Metro Vancouver’s population is projected to increase to 3.8 million in the next 25 years –up from 2.5 million today – posing challenges for business, government and municipalities to keep pace with the physical and digital infrastructure needed to keep goods and people moving, according to Deloitte Canada.

Pau said B.C. is very good at operating its transportation system, pointing to examples such as the recovery in transit ridership following the height of COVID-19 and the operation of some of the largest ports in Canada. However, he said the province is not bold enough in envisioning transportation for the future like some other provinces or American states.

For example, the Ontario government’s $16.2-billion Metrolinx's GO Expansion project will deliver faster and more convenient travel across the region. The government of Alberta recently announced the Passenger Rail Master Plan as a foundation to build the optimal passenger rail system for the province. And in Washington state, the Biden administration announced late last year it’s earmarking US$6.1 billion to help build the Cascadia high-speed rail corridor.

“We're missing some of that … the big visionary ideas, I think some other jurisdictions are doing a better job than B.C.,” said Pau.

“We do need to find the time right now to be a little more bold, a little bit more focused on the future of this province, and what are the investments that really need to be true in this place.”

This is not the government’s sole responsibility, he said, adding private-sector collaboration is a must.

“We can’t put everything onto the taxpayer. …It's too easy to say it's all the government's responsibility to come up with the right policies, the right tax incentives or the right grants,” said Pau.

He said the “essence” of Wednesday’s transportation summit is the way the public and private sectors can work together.

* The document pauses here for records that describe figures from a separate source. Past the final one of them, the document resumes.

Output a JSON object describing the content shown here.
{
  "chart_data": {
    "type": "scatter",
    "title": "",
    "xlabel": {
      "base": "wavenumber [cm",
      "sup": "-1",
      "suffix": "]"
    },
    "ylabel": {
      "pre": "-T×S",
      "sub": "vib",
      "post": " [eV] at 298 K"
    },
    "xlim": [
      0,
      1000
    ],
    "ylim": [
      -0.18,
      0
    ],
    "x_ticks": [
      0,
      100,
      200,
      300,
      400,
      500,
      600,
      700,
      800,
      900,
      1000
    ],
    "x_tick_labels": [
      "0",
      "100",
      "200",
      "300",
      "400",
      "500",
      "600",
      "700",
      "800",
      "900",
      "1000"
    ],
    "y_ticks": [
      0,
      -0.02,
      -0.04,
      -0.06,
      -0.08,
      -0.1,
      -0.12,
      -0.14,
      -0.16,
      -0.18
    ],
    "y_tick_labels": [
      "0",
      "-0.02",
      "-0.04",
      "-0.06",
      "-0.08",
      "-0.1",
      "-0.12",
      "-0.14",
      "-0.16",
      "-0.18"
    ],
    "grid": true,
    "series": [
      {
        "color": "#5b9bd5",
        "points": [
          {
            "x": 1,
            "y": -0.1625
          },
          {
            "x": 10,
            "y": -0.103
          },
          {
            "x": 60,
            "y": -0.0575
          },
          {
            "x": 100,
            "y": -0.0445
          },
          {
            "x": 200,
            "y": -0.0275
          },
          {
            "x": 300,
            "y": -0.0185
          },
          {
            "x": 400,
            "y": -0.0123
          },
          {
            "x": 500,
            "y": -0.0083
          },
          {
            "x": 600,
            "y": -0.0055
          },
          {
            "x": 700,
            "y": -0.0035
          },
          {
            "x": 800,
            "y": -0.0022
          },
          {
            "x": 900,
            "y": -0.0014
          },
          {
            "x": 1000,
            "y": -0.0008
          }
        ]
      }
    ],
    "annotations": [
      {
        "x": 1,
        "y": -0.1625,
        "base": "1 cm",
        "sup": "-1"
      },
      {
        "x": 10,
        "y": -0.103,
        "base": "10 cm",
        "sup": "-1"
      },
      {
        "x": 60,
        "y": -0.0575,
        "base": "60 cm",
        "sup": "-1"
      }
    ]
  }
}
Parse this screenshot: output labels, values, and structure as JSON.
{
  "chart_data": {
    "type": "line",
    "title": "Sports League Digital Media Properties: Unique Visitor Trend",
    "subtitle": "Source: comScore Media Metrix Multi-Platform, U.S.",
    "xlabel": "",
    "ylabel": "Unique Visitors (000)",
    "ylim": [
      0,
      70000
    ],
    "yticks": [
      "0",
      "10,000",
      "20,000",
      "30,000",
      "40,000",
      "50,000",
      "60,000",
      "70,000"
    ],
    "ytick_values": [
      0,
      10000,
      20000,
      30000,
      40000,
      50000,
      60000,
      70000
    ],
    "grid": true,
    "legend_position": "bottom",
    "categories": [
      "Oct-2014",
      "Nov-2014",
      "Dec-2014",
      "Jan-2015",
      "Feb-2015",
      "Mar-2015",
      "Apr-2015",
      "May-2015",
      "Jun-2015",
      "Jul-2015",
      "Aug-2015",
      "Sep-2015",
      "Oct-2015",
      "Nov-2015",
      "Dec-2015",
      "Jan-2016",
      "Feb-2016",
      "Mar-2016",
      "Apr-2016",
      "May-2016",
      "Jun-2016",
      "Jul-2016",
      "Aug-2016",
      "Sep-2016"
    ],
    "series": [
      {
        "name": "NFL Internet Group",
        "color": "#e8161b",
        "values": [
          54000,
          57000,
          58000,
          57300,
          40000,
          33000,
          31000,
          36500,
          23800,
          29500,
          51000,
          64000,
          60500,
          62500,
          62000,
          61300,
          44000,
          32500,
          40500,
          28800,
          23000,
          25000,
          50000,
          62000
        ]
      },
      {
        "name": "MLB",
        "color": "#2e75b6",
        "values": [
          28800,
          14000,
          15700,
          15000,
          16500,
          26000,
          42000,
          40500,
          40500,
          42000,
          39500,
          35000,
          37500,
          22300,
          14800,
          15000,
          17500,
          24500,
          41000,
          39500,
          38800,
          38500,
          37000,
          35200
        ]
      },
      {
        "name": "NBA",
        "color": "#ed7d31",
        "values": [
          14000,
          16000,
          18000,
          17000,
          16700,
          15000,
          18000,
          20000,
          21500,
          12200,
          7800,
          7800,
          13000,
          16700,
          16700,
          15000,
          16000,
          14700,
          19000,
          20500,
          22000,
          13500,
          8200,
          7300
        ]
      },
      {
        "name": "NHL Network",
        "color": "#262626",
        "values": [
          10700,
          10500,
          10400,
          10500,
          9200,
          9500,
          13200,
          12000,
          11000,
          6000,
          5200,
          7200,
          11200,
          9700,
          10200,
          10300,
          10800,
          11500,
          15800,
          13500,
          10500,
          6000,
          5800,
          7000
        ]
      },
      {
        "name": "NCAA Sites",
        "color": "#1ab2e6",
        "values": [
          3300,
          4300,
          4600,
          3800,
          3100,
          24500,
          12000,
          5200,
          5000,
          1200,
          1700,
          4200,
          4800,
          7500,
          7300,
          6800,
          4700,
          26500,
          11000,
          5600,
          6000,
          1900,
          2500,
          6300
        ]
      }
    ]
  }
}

“Part of that will be looking at how our commercial sector collaborates with government to bring private investments into this province. … How do we make the province more attractive to investors? That's a joint government-commercial discussion.”

As B.C. makes efforts to transition to a lower-carbon economy, with the government’s CleanBC plan looking to achieve the 2050 net-zero emissions target, Pau said there is no “perfect solution.”

“I think our desire for perfect is the enemy of good enough at this stage. Trying to determine or predict the right technology that's going to drive our lower-carbon economy is what's slowing us down."

He said there are many solid cleantech companies in B.C. that deserve the opportunity to scale up and commercialize with the support of government and the private sector.

“If those companies succeed, they represent possibly the new employers in the new economy offering good-paying jobs and the opportunities to create Canadian technologies that can be exported, not just be consumed in B.C.,” said Pau.

“When you start thinking about transportation as a way to create the future for us in this province, that's what makes this really exciting.”